Sam Vilain <sam@vilain.net> writes:

> ...  Clearly, it needs to be out of the "tree".

OK.

>   2. forensic - extra stuff at the end of the commit object?

(except "extra at the end of commit", which does not make it out
of the tree).

>      eg
>         Copied: /new/path from /old/path:commit:c0bb171d..
>           (for SVN case where history matters)
>         Copied: /new/path from blob:b10b1d..
>           (for general pre-caching case)
>         Merged: /new/path from /old/path:commit:C0bb171d..
>           (for an SVK clone, so we know that subsequent merges on
>            /new/path need only merge from /old/path starting at commit
>            C0bb171d..)

I am not sure if recording the bare SVN ``copied'' is very
useful.  You would need to infer things from what SVN did to
tell if the copy is a tree copy inside a project (e.g. cp -r
i386 x86_64), tagging (e.g. svn-cp rHEAD trunk tags/v1.2), or
branching, wouldn't you?  SVK merge ticket is a bit more useful
in that sense.

So far, git philosophy is to record things you _know_ about and
defer such guesswork to the future, so limiting what you record
to what you can actually see from the foreign SCM would be more
in line with it.  For the same reason, if you are talking about
maildir managed under git, you should not have record anything
other than what git already records: "we used to have these
files, now we have these instead".

But I thought you were talking about caching what earlier
inference declared what happened, so that you do not have to do
the same inference every time.  If that is the case, SVN level
"Copied:" is probably not what you would want to record, I
suspect.  You would do some inference with the given information
("SVN says it copied this tree to that tree, what was it that it
really wanted to do?  Was it a copy, or was it to create a
branch which was implemented as a copy?"), and record that,
hoping that information would help your other operations this
time and later.

So I think the order of questions you should be asking is:

   - what operations are you trying to help?

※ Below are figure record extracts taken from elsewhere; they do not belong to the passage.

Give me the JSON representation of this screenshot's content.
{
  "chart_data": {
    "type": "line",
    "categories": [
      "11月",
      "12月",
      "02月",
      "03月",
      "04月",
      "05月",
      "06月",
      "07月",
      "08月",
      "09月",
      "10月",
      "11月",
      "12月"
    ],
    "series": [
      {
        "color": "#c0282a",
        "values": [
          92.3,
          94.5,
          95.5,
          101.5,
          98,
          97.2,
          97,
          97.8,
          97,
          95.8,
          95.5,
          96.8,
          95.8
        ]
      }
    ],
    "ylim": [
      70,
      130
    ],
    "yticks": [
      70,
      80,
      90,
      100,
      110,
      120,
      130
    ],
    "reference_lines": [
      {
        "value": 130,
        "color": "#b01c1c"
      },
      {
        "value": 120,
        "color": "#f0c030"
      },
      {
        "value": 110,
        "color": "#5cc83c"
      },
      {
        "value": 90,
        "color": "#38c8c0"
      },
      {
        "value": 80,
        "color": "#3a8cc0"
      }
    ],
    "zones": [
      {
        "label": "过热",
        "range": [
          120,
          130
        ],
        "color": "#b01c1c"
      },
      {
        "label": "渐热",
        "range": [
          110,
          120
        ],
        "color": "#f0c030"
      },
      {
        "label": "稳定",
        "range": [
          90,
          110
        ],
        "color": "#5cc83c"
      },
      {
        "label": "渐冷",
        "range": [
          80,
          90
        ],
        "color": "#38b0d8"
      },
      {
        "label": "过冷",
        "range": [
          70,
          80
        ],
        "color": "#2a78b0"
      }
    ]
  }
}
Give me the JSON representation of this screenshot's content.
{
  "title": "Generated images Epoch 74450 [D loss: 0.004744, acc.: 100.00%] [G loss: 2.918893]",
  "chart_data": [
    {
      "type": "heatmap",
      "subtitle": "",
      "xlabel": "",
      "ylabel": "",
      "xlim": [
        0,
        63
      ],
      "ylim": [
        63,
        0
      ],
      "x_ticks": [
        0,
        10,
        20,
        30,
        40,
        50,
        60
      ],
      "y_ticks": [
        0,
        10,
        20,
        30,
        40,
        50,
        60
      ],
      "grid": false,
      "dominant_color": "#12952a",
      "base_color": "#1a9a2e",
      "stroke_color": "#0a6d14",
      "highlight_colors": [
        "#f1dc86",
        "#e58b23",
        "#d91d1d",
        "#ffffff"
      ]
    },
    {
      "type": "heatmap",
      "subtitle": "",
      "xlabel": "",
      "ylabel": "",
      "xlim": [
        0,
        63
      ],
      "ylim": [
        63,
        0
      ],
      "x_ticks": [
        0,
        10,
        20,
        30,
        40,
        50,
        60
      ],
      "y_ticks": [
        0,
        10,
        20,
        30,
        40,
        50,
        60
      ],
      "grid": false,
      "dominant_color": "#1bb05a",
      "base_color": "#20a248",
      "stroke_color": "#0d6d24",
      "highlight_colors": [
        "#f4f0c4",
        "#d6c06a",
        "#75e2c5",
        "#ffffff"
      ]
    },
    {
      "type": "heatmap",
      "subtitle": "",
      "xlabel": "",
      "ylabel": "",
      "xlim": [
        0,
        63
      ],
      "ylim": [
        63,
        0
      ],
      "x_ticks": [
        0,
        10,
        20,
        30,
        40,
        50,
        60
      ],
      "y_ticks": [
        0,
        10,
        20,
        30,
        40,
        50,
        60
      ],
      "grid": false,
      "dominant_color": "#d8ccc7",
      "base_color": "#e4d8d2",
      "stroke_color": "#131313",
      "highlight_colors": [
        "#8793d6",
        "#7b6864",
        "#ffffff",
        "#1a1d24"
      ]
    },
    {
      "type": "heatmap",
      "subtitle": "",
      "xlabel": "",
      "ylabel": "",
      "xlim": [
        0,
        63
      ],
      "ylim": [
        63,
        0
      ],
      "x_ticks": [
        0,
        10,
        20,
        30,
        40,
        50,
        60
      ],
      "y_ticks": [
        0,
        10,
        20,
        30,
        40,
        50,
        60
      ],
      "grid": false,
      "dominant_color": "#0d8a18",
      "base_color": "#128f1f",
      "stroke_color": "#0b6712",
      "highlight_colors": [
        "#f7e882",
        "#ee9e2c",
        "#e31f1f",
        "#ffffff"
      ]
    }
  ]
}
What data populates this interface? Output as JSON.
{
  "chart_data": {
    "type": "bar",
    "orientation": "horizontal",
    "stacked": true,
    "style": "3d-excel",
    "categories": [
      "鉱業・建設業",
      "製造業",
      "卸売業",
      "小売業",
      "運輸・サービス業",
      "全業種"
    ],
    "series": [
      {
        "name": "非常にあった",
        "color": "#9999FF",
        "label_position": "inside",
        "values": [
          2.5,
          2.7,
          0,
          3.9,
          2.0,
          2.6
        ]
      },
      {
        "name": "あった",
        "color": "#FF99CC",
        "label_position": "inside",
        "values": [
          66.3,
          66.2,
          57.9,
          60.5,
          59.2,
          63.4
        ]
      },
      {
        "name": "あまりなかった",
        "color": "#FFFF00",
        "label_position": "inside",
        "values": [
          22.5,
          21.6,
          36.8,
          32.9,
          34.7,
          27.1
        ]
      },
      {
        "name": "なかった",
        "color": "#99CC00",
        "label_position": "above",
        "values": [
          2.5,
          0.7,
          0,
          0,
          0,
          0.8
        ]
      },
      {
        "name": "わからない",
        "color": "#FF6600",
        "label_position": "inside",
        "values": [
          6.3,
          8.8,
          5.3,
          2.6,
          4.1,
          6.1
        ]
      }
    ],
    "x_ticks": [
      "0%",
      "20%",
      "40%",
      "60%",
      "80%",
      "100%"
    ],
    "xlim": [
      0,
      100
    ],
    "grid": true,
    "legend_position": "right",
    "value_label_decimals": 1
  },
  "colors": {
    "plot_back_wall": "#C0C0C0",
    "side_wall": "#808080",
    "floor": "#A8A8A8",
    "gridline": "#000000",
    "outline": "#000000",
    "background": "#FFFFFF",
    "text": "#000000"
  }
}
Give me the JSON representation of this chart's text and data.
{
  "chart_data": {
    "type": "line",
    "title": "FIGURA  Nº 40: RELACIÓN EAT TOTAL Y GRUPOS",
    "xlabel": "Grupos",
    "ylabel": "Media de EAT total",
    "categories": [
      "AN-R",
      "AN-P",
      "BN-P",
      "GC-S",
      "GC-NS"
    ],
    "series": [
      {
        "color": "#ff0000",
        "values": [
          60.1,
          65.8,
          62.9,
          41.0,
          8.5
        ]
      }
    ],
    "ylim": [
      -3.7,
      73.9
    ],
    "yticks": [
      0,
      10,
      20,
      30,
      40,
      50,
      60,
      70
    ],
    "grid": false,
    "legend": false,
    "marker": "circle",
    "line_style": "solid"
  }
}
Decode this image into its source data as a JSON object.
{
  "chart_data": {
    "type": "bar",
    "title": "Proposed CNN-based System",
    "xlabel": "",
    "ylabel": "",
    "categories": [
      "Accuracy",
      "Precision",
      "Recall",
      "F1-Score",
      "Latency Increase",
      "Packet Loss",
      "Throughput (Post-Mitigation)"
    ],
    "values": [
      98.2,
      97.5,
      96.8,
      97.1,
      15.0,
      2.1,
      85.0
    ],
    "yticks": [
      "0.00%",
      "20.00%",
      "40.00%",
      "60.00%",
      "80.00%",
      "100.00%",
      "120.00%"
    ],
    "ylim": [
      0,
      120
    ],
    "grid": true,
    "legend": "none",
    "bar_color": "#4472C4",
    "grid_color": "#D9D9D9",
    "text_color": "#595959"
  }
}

   - what information you would need to achieve those operations
     better?

   - among the second one, what will be necessary to be set in
     stone (IOW, cannot be computed later), and what are
     computable but expensive to recompute every time?

An example from an ancient thread.

With criss-cross merge between renamed trees, it was conjectured
that recording renames detected earlier would help later merges.
I think you should arrive at the list of "what we should record"
by thinking things in this order:

 (1) currently criss-cross merge between renamed trees does not
     work well (realization of the status quo);

 (2) if we had this kind of information it would work better,
     here are the things we need to record when a new commit is
     made, and here is how to compute other information that can
     be inferred, and here is how to use that information to
     make the merge work better (solution without caching);

 (3) but it is expensive to recompute information we said
     computable in (2) if we were to do so every time.  Let's
     cache it.

I am getting an impression that you are doing only the first
half of (2) without other parts, which somewhat bothers me.